Prepare for the most horrible & terrible dad jokes that are so bad, they’re hilarious! These jokes are filled with cheesy punchlines and puns that will make you laugh, groan, and possibly question your life choices. Perfect for anyone who loves the charm of truly awful humor, our horrible & terrible dad jokes are guaranteed to deliver a fun (if not slightly cringeworthy) experience. Explore the worst of dad jokes and enjoy the groans they bring!

Doctors treating President Trump for COVID-19 at Walter Reed Army Hospital in Bethesda, Maryland,report that he is delusional, combative, argumentative, and seems to have lost touch with reality. It's nice to see that Mr.
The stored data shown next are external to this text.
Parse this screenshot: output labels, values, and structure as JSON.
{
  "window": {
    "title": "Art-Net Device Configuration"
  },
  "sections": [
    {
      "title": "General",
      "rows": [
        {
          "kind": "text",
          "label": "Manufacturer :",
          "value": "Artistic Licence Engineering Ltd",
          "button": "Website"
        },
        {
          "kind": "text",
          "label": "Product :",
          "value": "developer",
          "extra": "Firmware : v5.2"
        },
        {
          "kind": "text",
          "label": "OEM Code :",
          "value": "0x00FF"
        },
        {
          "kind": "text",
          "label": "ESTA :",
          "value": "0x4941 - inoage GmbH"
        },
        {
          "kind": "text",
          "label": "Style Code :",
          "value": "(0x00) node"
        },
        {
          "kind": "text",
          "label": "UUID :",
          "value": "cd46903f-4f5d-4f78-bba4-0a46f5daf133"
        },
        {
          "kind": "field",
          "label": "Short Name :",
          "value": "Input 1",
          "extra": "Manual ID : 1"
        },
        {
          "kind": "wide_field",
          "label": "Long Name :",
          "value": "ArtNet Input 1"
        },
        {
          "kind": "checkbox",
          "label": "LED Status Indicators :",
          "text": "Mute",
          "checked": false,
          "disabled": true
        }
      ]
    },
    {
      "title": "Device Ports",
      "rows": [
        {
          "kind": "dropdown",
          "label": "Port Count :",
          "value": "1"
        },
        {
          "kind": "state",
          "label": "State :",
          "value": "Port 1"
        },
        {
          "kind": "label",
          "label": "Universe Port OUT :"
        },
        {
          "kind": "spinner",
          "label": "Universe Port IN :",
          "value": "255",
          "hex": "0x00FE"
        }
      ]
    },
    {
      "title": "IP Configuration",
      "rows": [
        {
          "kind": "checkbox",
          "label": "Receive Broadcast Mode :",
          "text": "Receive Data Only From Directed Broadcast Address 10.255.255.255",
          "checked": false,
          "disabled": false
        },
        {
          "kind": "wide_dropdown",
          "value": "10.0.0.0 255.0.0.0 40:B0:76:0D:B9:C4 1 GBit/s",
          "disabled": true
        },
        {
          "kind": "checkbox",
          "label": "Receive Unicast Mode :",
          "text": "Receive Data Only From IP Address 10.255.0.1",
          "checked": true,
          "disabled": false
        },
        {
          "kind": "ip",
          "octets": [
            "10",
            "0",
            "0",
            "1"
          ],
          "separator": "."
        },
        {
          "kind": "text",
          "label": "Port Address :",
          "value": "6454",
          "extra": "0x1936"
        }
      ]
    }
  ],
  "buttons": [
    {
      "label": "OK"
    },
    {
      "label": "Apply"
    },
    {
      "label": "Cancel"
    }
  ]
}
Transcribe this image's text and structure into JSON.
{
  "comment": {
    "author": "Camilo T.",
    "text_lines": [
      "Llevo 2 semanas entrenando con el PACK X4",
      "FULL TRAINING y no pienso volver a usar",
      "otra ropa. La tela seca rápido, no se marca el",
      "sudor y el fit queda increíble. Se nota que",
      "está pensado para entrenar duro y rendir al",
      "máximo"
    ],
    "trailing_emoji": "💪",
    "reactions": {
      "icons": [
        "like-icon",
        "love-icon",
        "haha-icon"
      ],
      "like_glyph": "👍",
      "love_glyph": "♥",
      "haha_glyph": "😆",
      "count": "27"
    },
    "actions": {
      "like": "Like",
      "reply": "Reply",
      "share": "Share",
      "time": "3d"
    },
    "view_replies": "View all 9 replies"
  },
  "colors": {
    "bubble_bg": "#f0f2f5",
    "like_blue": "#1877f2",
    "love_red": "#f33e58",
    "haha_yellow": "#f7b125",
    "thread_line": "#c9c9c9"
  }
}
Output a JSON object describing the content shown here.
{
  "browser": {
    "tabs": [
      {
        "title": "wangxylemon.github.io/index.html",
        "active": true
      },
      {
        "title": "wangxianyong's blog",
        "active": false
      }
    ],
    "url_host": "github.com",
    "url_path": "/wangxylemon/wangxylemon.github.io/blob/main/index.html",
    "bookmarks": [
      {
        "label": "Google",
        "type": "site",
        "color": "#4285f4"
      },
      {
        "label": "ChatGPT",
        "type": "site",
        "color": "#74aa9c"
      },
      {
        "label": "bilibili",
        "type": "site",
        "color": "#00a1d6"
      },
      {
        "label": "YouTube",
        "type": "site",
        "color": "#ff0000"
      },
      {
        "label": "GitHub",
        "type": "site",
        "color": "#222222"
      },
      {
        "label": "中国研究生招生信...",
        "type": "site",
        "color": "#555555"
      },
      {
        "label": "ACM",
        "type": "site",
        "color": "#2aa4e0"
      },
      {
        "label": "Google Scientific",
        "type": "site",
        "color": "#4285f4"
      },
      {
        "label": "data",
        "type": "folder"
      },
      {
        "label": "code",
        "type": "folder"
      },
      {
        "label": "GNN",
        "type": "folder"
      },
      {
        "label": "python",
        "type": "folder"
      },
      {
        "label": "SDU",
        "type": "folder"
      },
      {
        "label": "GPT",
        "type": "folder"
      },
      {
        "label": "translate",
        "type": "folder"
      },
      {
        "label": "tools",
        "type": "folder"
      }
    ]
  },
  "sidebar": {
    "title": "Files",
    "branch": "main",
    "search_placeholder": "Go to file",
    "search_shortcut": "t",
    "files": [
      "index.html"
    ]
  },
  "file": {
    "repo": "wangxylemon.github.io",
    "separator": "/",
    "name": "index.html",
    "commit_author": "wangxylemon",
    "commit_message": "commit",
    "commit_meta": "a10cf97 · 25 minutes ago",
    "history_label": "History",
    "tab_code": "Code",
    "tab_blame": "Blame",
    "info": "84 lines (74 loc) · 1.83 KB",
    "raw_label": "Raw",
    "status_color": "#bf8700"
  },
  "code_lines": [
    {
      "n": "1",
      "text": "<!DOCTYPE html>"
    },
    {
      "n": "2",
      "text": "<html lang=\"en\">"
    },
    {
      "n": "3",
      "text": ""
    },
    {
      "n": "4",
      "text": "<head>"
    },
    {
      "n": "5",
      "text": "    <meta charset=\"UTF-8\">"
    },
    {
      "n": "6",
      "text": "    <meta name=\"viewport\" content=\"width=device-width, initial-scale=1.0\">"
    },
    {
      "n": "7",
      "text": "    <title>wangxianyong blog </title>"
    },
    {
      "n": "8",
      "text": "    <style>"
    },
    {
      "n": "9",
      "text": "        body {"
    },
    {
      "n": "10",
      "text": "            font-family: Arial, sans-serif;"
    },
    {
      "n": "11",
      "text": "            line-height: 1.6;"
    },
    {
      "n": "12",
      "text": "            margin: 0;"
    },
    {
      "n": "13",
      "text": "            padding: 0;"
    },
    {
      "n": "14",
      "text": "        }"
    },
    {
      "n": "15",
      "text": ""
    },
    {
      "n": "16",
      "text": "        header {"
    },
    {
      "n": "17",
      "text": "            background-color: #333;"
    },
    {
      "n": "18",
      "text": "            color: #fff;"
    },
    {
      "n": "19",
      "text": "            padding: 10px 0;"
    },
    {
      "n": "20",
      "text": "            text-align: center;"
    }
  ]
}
Trump is feeling like his old self.

If 666 is the evil number Then 25.8069 is the root of all evil

When I see the names of lovers engraved on a tree, I don’t find it cute or romantic. I find it weird how many people take knives with them on dates.

To the person who stole my diary and then died: My thoughts are with your family.

When I was a kid, my mother told me I could be anyone I wanted to be. Turns out, identity theft is a crime.

My uncle's death was predicted, he was told the exact day, and the exact time he would die. It happened as predicted. The judge told him.

Bob was blind. His friends bought him a silver-coated nutmeg grater for his birthday.When they asked how he liked it, he said it was the most violent story he'd ever read.

Husband: Why are you applying makeup so late at night hon? Wife: I face-lock my phone while my makeup was on & now that fucking thing isn’t working.

Why do Americans rarely tell jokes about mass shootings? Because it’s always too soon.^(i feel bad)

I was playing Cyberpunk 2077 when my mom took a pan and violently bashed my laptop to pieces. She *really* freaks out seeing so many bugs.

Always have a sadistic person light your grill After all, they're literally pro-pain...

That clown movie topping the box office is the real reason why we've been having so many hurricanes Because when IT reigns, it pours.

A young woman goes to a fortuneteller. The fortuneteller tells her that she will be broke and unhappy until she turns fifty. “What happens when I turn fifty?” the young woman asks, staring down at the cards. “Oh, nothing,” said the fortuneteller. “You’ll just be used to it by then.”

Mind Your Words... In a packed auditorium, a hypnotist hypnotized the whole audience with a Pendulum.Suddenly, the Pendulum fell down.He said "SHIT"...It took 3 Days to clean the whole auditorium...

Where do terrorists go when they die? Everywhere.